La fuerza melodiosa de esos pitos y flautas parecen embrujar el ambiente y revivir la época prehispánica de nuestros antepasados. Pero, su música no solo es autóctona, como lo explica Benjamín "nuestra música no se puede enmarcar un género popular específico. Nuestro nombre, filosóficamente dice mucho. Se traduce del náhuat al español 'Universo', es por esta razón que cuando usted va a un concierto de Talticpac, encuentra una diversidad de estilos, ritmos y géneros".

Es así, como su gusto musical les ha permitido mezclar, en algunos temas, los sonidos de los instrumentos antiguos con los modernos; así en unas canciones se escuchan sólo los pitos y flautas con el tepunahuaste, la caracola y los carapachos de tortugas, y en otras ocasiones se combinan con la guitarra electroacústica, el bajo o incluso con la batería.

Definitivamente, Talticpac, no es un grupo de música folklórica. Benjamín lo explica así: "nosotros no tocamos ninguna canción folklórica, porque toda nuestra música es de nuestra autoría y cuando una música tiene autor no es folklórica, tomando en cuenta el concepto. A veces, la gente cuando ve instrumentos antiguos en un grupo, por su ignorancia, dicen que es folklórica".

En Talticpac encontrará en su concierto piezas desde un corte primitivista prehispánico, hasta un jazz, fusión, baladas, sones, y una parodia musical. Para Benjamín dos de las canciones más especiales son "un tema que se llama 'Ahora' que es un jazz compuesto con una ocarina prehispánica de 1200 años de antigüedad, fusionada con una flauta transversal e instrumentos modernos. Esta canción nos ha pegado más internacionalmente que en nuestro país y ' La Juanita ' que es una parodia musical donde nos burlamos de nosotros mismos los salvadoreños".

Música

Más allá de la música

Pero Talticpac no solo ha basado sus proyectos en el terreno musical, si no más bien en el rescate cultural de las tradiciones ancestrales. En 1996, realizaron un proyecto de rescate de la música tradicional de San Antonio Abad grabándole una cinta a los ancianos piteros y tamboreros del lugar.
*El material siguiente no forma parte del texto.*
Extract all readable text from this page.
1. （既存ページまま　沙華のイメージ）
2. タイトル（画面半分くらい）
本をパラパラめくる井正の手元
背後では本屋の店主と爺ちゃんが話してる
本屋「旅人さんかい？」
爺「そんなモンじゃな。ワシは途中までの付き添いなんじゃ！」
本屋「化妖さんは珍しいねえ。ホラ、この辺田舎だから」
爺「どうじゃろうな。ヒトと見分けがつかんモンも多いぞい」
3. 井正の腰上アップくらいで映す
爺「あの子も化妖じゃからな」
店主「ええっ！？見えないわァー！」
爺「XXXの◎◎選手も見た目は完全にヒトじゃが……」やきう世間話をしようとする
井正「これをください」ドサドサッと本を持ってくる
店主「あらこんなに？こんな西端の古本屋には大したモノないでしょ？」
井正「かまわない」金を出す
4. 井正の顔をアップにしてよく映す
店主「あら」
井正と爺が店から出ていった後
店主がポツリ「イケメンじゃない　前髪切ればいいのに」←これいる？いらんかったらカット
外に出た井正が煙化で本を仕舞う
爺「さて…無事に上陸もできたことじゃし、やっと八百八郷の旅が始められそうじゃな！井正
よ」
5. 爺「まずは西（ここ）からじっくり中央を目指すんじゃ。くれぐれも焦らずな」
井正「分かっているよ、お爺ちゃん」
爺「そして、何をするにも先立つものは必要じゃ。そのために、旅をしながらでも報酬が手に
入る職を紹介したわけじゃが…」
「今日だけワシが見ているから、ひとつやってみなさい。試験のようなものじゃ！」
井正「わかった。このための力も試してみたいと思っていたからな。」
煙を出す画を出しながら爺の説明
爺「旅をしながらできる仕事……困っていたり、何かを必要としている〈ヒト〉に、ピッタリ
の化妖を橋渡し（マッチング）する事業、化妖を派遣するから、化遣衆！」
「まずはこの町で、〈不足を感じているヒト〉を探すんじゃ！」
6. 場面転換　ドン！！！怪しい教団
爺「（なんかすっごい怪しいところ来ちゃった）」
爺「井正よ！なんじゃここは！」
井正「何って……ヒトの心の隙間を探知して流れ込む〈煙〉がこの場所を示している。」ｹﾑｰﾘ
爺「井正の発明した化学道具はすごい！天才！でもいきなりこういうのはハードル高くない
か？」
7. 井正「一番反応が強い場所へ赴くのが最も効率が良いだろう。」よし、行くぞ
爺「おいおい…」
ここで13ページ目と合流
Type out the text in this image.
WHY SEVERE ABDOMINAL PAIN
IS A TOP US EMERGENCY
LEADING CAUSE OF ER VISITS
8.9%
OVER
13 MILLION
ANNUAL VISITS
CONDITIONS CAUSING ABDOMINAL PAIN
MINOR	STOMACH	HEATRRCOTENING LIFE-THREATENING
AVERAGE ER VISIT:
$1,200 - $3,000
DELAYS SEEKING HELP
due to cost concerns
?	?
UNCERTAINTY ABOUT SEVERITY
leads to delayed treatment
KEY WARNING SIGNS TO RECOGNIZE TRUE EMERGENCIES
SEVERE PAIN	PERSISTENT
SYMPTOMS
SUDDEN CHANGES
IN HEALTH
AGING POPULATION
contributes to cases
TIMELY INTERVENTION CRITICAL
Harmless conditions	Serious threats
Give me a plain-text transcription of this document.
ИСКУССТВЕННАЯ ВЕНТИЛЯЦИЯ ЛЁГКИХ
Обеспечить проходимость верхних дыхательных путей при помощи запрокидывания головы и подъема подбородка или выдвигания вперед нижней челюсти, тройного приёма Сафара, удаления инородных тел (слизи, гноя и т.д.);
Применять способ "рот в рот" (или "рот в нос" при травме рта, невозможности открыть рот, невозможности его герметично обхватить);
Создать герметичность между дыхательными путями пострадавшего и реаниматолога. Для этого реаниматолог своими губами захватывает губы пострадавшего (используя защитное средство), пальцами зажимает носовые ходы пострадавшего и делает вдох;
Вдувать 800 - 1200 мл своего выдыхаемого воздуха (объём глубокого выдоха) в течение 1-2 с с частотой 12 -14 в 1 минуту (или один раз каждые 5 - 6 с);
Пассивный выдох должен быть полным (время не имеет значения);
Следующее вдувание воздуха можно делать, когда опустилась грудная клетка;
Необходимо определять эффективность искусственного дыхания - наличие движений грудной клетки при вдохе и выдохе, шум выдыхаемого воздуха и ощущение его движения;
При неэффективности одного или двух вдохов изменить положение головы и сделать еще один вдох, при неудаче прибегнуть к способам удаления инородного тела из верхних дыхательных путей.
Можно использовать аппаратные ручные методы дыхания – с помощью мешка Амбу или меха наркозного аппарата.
Hicieron lo mismo en lugares como Santo Domingo de Guzmán y Juayúa.

Otro de los puntos en los que ha trabajado Talticpac, es mantener viva la lengua náhuat. Han realizado proyectos de apoyo a comunidades indígenas como la ADESCOIN , una organización indígena en Santo Domingo de Guzmán. Además, están apoyando y asesorando una escuela de niños que estudian exclusivamente el idioma náhuat. El cual considera Benjamín, uno de los logros más grandes que han obtenido.

Otros logros que han conseguido, según el autor son: haber ganado el Premio Nacional CNR 2005, al Ingenio Creativo, en la rama de música popular, haber grabado tres discos compactos de autoría completamente propia y hacer una gira por La Habana Cuba en 1996.

Talticpac ha tenido mucho apoyo en el extranjero, ya que los han invitado a participar en festivales importantes o conciertos de trascendencia para la comunidad salvadoreña. Benjamín expone que los han invitado extranjeros, cuando conocen su trabajo en El Salvador. Es así como han tenido la oportunidad de realizar dos giras por Estados Unidos en Washington, Seattle, New York, San Francisco y Los Ángeles. Además de México y los países de la región centroamericana.
Los fieles seguidores del grupo, según Benjamín, son casi siempre "intelectuales, universitarios académicos artistas y sobre todo gente que posee cierto criterio de vanguardia."

Por el momento, Talticpac desea llegar a más público a través de su tercer disco compacto, "La ciudad", contiene ritmos desde baladas pop, hasta sones, salsas, baladas románticas para que su mensaje se haga más popular y puedan aumentar su público.

A futuro piensan realizar un cuarto disco compacto que llevará un piano de cola, saxofón y ocarinas. El reto más grande es obtener el financiamiento, ya que no han contado con apoyo de ninguna entidad cultural.

"La gente fuera del país sí aprecia y valora nuestra música, vendemos muchos discos cuando salimos", agregó Benjamín. Por el contrario, en El Salvador, hasta el momento, en estos 20 años de trayectoria, nunca han recibido ningún apoyo de entidades culturares del país. Talticpac vive y sobrevive de la autogestión.

En todo caso, lo importante es que Talticpac ha logrado llevar a más personas los sonidos mágicos que hace miles de años interpretaban los músicos prehispánicos, convirtiéndose así en los herederos de los sonidos de los dioses.